In The News

Pennsylvania Convention Center contributes to rise in hospitality jobs

Published: Aug 10, 2016

Phila. hospitality sector sees a big rise in jobs

Philadelphia Business Journal

By Kenneth Hilario, Reporter

There were more jobs in Philadelphia’s hospitality industry in June than there have been in more than a decade, and experts are attributing it to Philadelphia’s growth as a hospitality destination.

The city’s reputation as a leisure and meetings-and-conventions destination is on the rise, particularly after hosting Pope Francis and the Democratic National Convention and getting designated a World Heritage City.

Philadelphia’s hospitality job numbers are following suit.

The city’s hospitality industry in total had about 72,800 jobs in June, an increase of nearly 5 percent over last year, according to preliminary data by the Bureau of Labor Statistics. The preliminary figures represent the most jobs held in hospitality in a single month in more than a decade. May of this year previously held that distinction with 72,600 jobs.

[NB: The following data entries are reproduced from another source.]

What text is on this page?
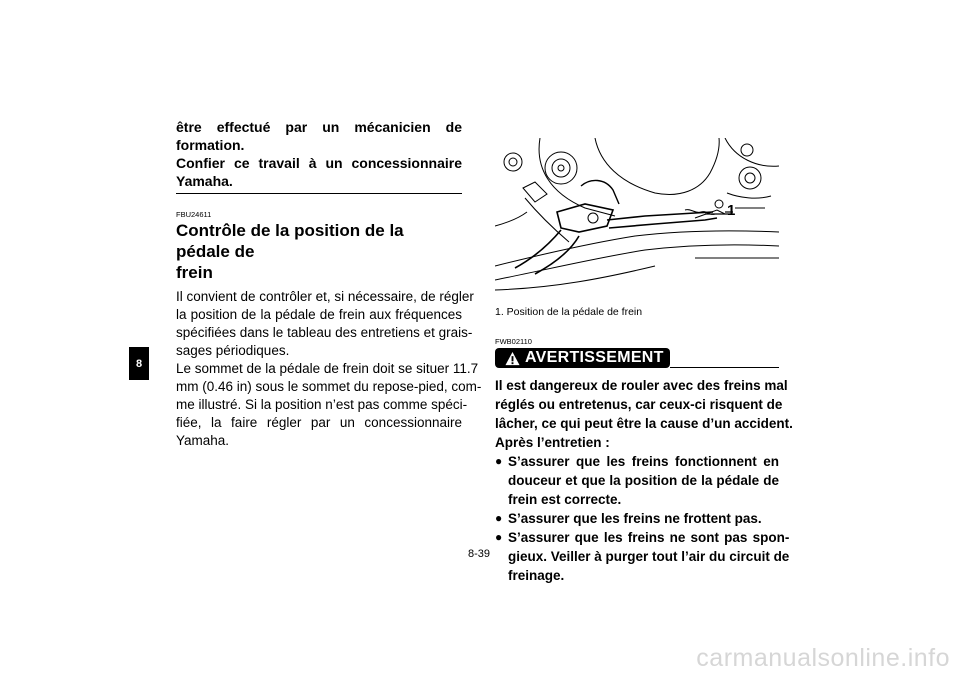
8
être effectué par un mécanicien de formation.
Confier ce travail à un concessionnaire
Yamaha.
FBU24611
Contrôle de la position de la pédale de
frein
Il convient de contrôler et, si nécessaire, de régler
la position de la pédale de frein aux fréquences
spécifiées dans le tableau des entretiens et grais-
sages périodiques.
Le sommet de la pédale de frein doit se situer 11.7
mm (0.46 in) sous le sommet du repose-pied, com-
me illustré. Si la position n’est pas comme spéci-
fiée, la faire régler par un concessionnaire
Yamaha.
1
1. Position de la pédale de frein
FWB02110
AVERTISSEMENT
Il est dangereux de rouler avec des freins mal
réglés ou entretenus, car ceux-ci risquent de
lâcher, ce qui peut être la cause d’un accident.
Après l’entretien :
● S’assurer que les freins fonctionnent en
douceur et que la position de la pédale de
frein est correcte.
● S’assurer que les freins ne frottent pas.
● S’assurer que les freins ne sont pas spon-
gieux. Veiller à purger tout l’air du circuit de
freinage.
8-39
carmanualsonline.info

“The numbers are impressive and reflect Philadelphia as truly a premier city in terms of hospitality,” said Robert Ambrose, instructor at the Center for Hospitality & Sport Management at Drexel University.

The changes at the Pennsylvania Convention Center, including new work rules, are also contributing to the figure, according to Ed Grose, executive director of the Greater Philadelphia Hotel Association.

“We have a busy convention calendar this summer, and we’re doing well with our leisure market,” Grose said. “And the economy’s coming back, so things are going well.”

Although certain segments of the hospitality industry say there’s a lack of quality workers, particularly restaurants, experts are generally optimistic for Philadelphia in terms of finding and retaining qualified workers.

“Overall companies have done a great job in both areas,” Ambrose said.

“The industry is in part transient with certain entry-level positions, so there will always be a floating segment within the employee ranks,” Ambrose said. “Overall the quality of hospitality employees in this city is outstanding. You have both corporate and independent companies operating here, and they run a seamless experience for the guest while providing a variety of long-term employee opportunities.”

“That is not say that some HR people may disagree, and I can relate, having had to fill employee ranks myself in the past; I would say at times I never had enough,” Ambrose added.

Grose pointed out that hospitality jobs are quality jobs where even hourly frontline employees make “well above minimum wage.”

“They’re not just statistics, but very good jobs,” said Grose, who noted the upward mobility in hospitality. “In many cases they’re stepping stones to something better.”

About 80 percent of the association’s employees are Philadelphia residents, Grose added.

“Many of the people in hospitality positions, both in line and management, grew up in this area, attended college here, and found their niche and stayed,” Ambrose said. “Others have migrated here because they see the value and growth potential of employment in this industry here in Philadelphia.”

Nationally, about 45,000 jobs were added to the hospitality and leisure sector in July, according to the Bureau of Statistics’ July jobs report. Hospitality had one of the highest job gains along with professional and business services (70,000 jobs) and health care (43,000).